1. atom of D&D: the recovery of treasure and/or the awarding of XP
2. game of D&D: the leveling-up of a given character
3. session of D&D: a typical gaming session
4. campaign fo D&D: the on-going shared game world of players and referees allowing the continued advancement of characters (and their in-game goals, e.g., warfare, etc.)
5. match of D&D: reaching "top level"

The authors tend to see D&D as having no structure comparable to other games. But, again, this is because of their new-school story focus. An old school wargames campaign was just that: a game. I think what struck me after I contemplated an attempt to match up their differing time structures to the game we all love is that players can engage in the game simultaneously, apart, as a team, against one another: but "victory" conditions, etc., are all character-focused and driven and independent of any other character. The player is competing with himself in order to develop his character(s) from mistakes hard-learned, etc.

Someone reached "name level" in Planet Eris the other day. We all kind of had a spontaneous party - we all knew that was the goal of our characters as well. Sadly, the player retired this character! I was ready for the WAR game to start!

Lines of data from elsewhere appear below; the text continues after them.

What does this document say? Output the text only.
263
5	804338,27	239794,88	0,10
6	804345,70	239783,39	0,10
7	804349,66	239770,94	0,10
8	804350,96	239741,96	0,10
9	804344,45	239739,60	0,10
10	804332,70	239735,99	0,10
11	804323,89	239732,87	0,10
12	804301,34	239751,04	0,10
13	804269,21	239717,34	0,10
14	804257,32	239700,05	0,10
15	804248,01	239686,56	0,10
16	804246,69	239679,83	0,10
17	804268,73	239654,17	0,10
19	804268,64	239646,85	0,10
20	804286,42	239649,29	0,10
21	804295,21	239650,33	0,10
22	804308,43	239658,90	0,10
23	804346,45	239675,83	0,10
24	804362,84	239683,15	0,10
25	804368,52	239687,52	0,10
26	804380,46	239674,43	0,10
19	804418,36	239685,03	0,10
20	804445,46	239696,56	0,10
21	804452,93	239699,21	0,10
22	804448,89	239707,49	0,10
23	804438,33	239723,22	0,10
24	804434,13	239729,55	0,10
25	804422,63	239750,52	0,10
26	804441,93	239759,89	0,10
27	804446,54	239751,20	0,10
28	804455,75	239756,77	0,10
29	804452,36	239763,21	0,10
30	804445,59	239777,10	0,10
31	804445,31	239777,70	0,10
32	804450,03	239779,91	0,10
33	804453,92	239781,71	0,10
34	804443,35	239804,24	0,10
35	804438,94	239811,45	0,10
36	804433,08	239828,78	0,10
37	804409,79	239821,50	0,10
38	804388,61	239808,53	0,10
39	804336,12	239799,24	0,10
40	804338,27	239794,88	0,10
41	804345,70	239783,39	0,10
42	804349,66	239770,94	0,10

Oh well. He had "won" his "match." Nice.

"Many games with 'good' atoms (short atoms with clear and satisfying boundaries) are point-based." p. 20. Hence my description of the "atom" of D&D being, ideally, the accrual of XP, but, at least, the discovery of treasure (gp).

The section on number of players was less interesting for me with regards to D&D. I know there are engines for solo-dungeon crawls. I cannot imagine many of us accepting players who gave their characters XP based upon such adventures!

They then move on to "heuristics." They give two major types: positional and directional. Positional heuristics evaluate the state of the game (score board check, etc.), directional heuristics guide the players in terms of strategy / tactic to achieve a new game state, etc. Of course, these are closely related and tied to one another, but still conceptually distinguishable.

They then say that some folks are attracted to games because of the quality of the heuristics, regardless of the rules. Players derive great enjoyment from "climbing the heuristics tree," e.g., learning the kinds of things that help beginners, heading through the plateau of minimally helpful but necessary heuristics to get through "middle game," and, finally, those last, difficult, but ultimately rewarding heuristics of "end game" (think, especially, chess here). So, they say, per any given game ask if the heuristics are: clear or muddy; rich or sparse; satisfying or unsatisfying; powerful or weak?

When I first returned to playing D&D after many years, I had forgotten a lot of basic heuristics. I bought a bunch of equipment for Nimrod the dimwit barbarian, thinking leather armor and a spear would be a good way to go till I found some more gold. Well, he died fast. Heuristic: buy the best armor you can afford, per class, ASAP! That is a clear, rich, satisfying and powerful heuristic! And it kept me coming back. But it is NO WHERE stated in the rules. For obvious reasons! Thinking this way has helped me to see how many basic and helpful heuristics there really are for D&D! Players really don't need the rules: but they sure need the heuristics.

One final thing I want to point out about this great chapter. They shy away from single, unified, normative definitions of games. But then they inadvertently throw a really great one into a footnote!

". . . games are to some extent abstract and purified models of everyday human existence." (p. 32.) Wow. I could talk a lot about that one. But I think I will just conclude this post here.